What a clear plan actually looks like

The chemical-formula prompt is the standard to aim for. It doesn’t say “find chemical formulas.” It nails down every decision the analyzer would otherwise have to guess:

  • An exact definition of the target. “A formula is a run of one or more element symbols; each symbol is a single uppercase letter optionally followed by one or two lowercase letters (H, O, Na, Cl), each optionally followed by a count (H2O, CO2, C6H12O6).

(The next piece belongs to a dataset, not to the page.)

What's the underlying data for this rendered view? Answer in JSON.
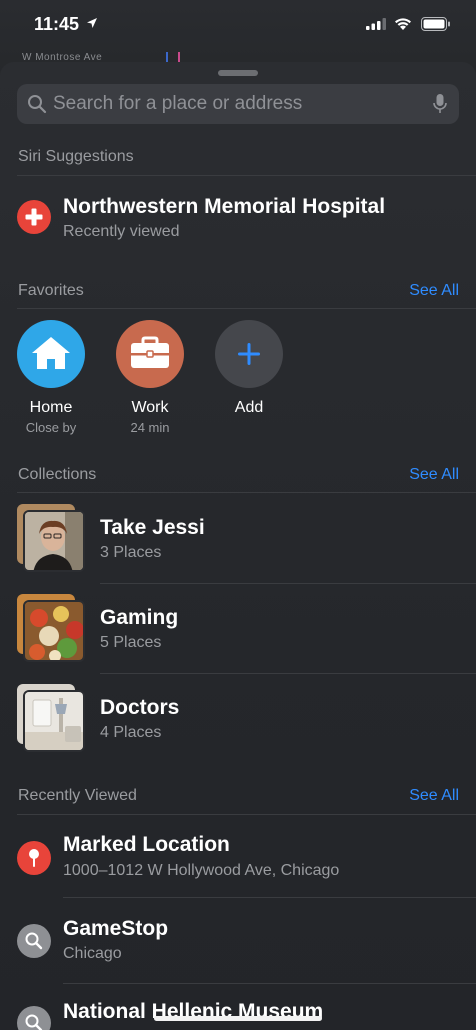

When no count is present the count is 1.”
  • The corpus to build against. Specific Wikipedia chemistry excerpts, subscripts transcribed to plain ASCII, seeded with deliberate near-miss distractors.
  • The exact data structures. An element.dict with each element listed as both symbol and name; a knowledge base built under a named root concept; JSON emitted through the library’s JsonKB, not hand-rolled string writes.
  • The precision filters. Reject capitalized words, model/catalog codes, lone capital letters, and Roman numerals; reject a single symbol with no explicit count; reject any subscript over 999.

That is the level of detail that turns “write me an analyzer” into a scaffold you can actually build on. If you can describe your task with that kind of precision, Claude can scaffold it. If you can only describe it vaguely, Claude will flounder — and so would any human engineer handed the same vague spec. Bringing the plan is the work.

Step 5 — Read, run, and tweak the code

This is the step that keeps the analyzer honest. Open the analyzer folder. Everything is plain text:

  • spec/ — the rule passes and functions
  • input/ — the text you’re analyzing
  • kb/ — dictionaries and knowledge bases

Read the passes. Understand the logic. Run the analyzer yourself — select text in the Text view and watch what comes out. When you want to change behavior, you have two levers: ask Claude to make the edit, or open the rule, dictionary, or function and change it by hand. Re-run after every change. Lock in the behavior you want with regression tests.

This is where the analyzer becomes yours rather than Claude’s. Don’t skip it. The classic failure mode of AI-assisted development is shipping code you don’t actually understand. With NLP++ you never have to — the code is right there in front of you, and it is readable on purpose.

What you’re left with

When you’re done, look at what you have: a folder of deterministic, auditable rules that produce the same output for the same input, forever. No API key. No network call. No subscription. No model version to get deprecated out from under you. When someone asks why the analyzer made a decision, you point at the rule. That’s the whole pitch.

Claude helped you build it — it scaffolded the start, suggested better ways to process the text along the way, and hardened it once it was working. But the thing you keep is plain NLP++ that runs on its own. That’s the point of using Claude with NLP++: borrow the speed, keep the transparency.